Depois se levanta, novamente, vai até a estante, pega um exemplar do romance, e mostra de onde veio o desenho. “É a mesma que Melville usou na edição original. Eu amo esse livro, tenho vários exemplares.” Como sua tatuagem, as marcas no corpo são uma questão fundamental em seu novo romance, Um álbum para Lady Laet (Alfaguara, 128 páginas, 54,90 reais).

Nascido em Catende (Pernambuco), Passos mora em Los Angeles desde os anos de 1990, quando foi fazer uma pós-graduação. Acabou se tornando professor na Universidade da Califórnia. Mesmo distante há tantos anos do Brasil, o País sempre foi o tema central em sua obra, que inclui O marechal de costas (2016) e Nosso grão mais fino (2009). Neste livro mais recente, contudo, o autor traz sua narrativa para a cidade americana.

“Eu queria fazer um livro diferente dos outros, mais contemporâneo e pós-moderno, e também queria falar sobre a vida dos imigrantes”, explica. 

Um álbum para Lady Laet tem no centro uma mulher brasileira, Lucineide, que se muda para Los Angeles para tentar reconstruir a história de sua mãe, a cantora Lady Laet, uma figura-central na cena do rock dos anos 80. As duas nunca chegaram a se conhecer. 

Em seu romance anterior, O marechal de costas, Passos foi abertamente político, juntando duas pontas da história do Brasil: o impeachment de Dilma e o marechal Floriano Peixoto, uma figura importante no início da República no país. Em Lady Laet, no entanto, a estratégia é outra: o pessoal é político, e para isso ele se vale da sua própria experiência. 

“Eu sou um imigrante aqui. Sou um professor universitário, o que, obviamente, é uma experiência diferente de um imigrante ilegal, mas ainda assim, não tenho cidadania americana”, compara. “Não posso votar para presidente no país onde moro, mas posso votar para presidente brasileiro no Consulado.” 

Para narrar o romance, no entanto, Passos precisou construir a voz de uma mulher brasileira – um desafio para um autor masculino e cisgênero, mas do qual ele não se furtou. “Conversei com diversas amigas, mostrei o livro.
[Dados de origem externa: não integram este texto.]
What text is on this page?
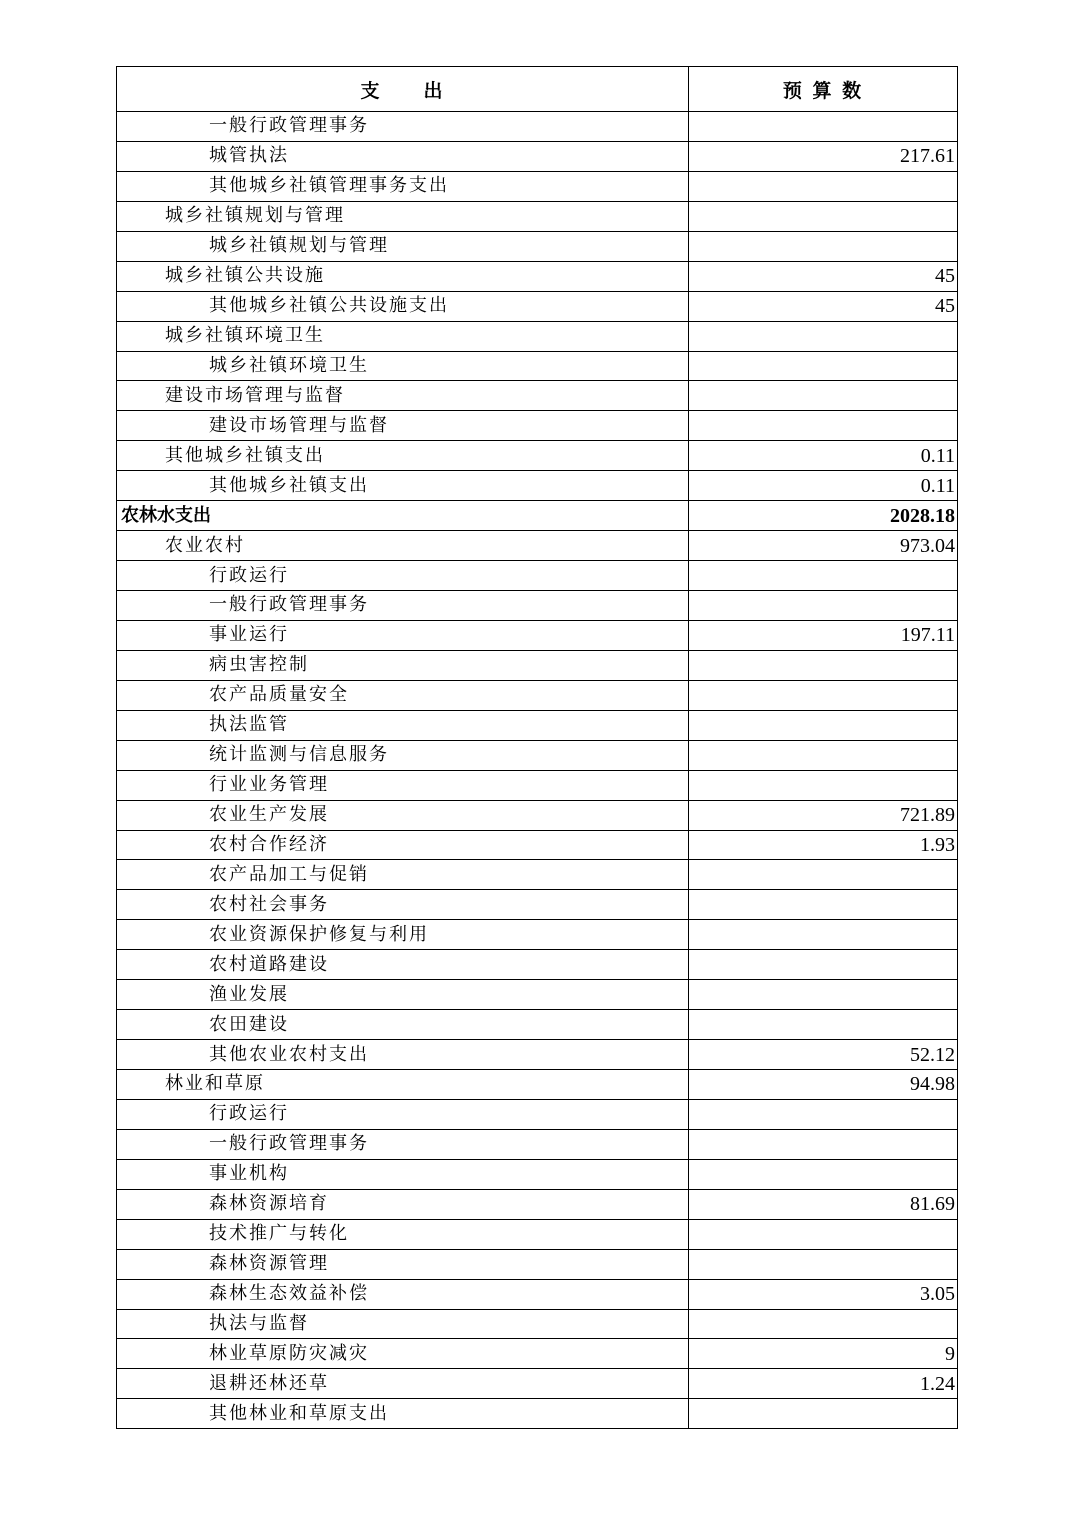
支　　出	预 算 数
一般行政管理事务	
城管执法	217.61
其他城乡社镇管理事务支出	
城乡社镇规划与管理	
城乡社镇规划与管理	
城乡社镇公共设施	45
其他城乡社镇公共设施支出	45
城乡社镇环境卫生	
城乡社镇环境卫生	
建设市场管理与监督	
建设市场管理与监督	
其他城乡社镇支出	0.11
其他城乡社镇支出	0.11
农林水支出	2028.18
农业农村	973.04
行政运行	
一般行政管理事务	
事业运行	197.11
病虫害控制	
农产品质量安全	
执法监管	
统计监测与信息服务	
行业业务管理	
农业生产发展	721.89
农村合作经济	1.93
农产品加工与促销	
农村社会事务	
农业资源保护修复与利用	
农村道路建设	
渔业发展	
农田建设	
其他农业农村支出	52.12
林业和草原	94.98
行政运行	
一般行政管理事务	
事业机构	
森林资源培育	81.69
技术推广与转化	
森林资源管理	
森林生态效益补偿	3.05
执法与监督	
林业草原防灾减灾	9
退耕还林还草	1.24
其他林业和草原支出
Elas leram, deram sugestões e fizeram várias correções para que a protagonista se tornasse mais verossímil.”

O romance começa com um pequeno monólogo de um homem transexual – outro desafio para o autor, que tirou inspiração para criar Pablo de uma notícia de jornal, quando leu sobre o primeiro boxeador trans a vencer uma luta como profissional. “Lidar com corpo é uma parte importante para mim, para minhas narrativas. Eu achei a história dele fascinante. Além disso, a personagem é também sobre a liberdade da literatura: alguém que não é Pablo pode escrever sobre ele. Quero que Pablo seja parte de mim.”

Se o político e o pessoal se confundem, nesse sentido, se valer o corpo como uma ferramenta de transformação é fundamental, segundo o escritor. “As trajetórias pessoais e os corpos são a dimensão de contestação desses sujeitos globalizados e multilíngues, imperfeitamente poliglotas, que estão nesse romance.”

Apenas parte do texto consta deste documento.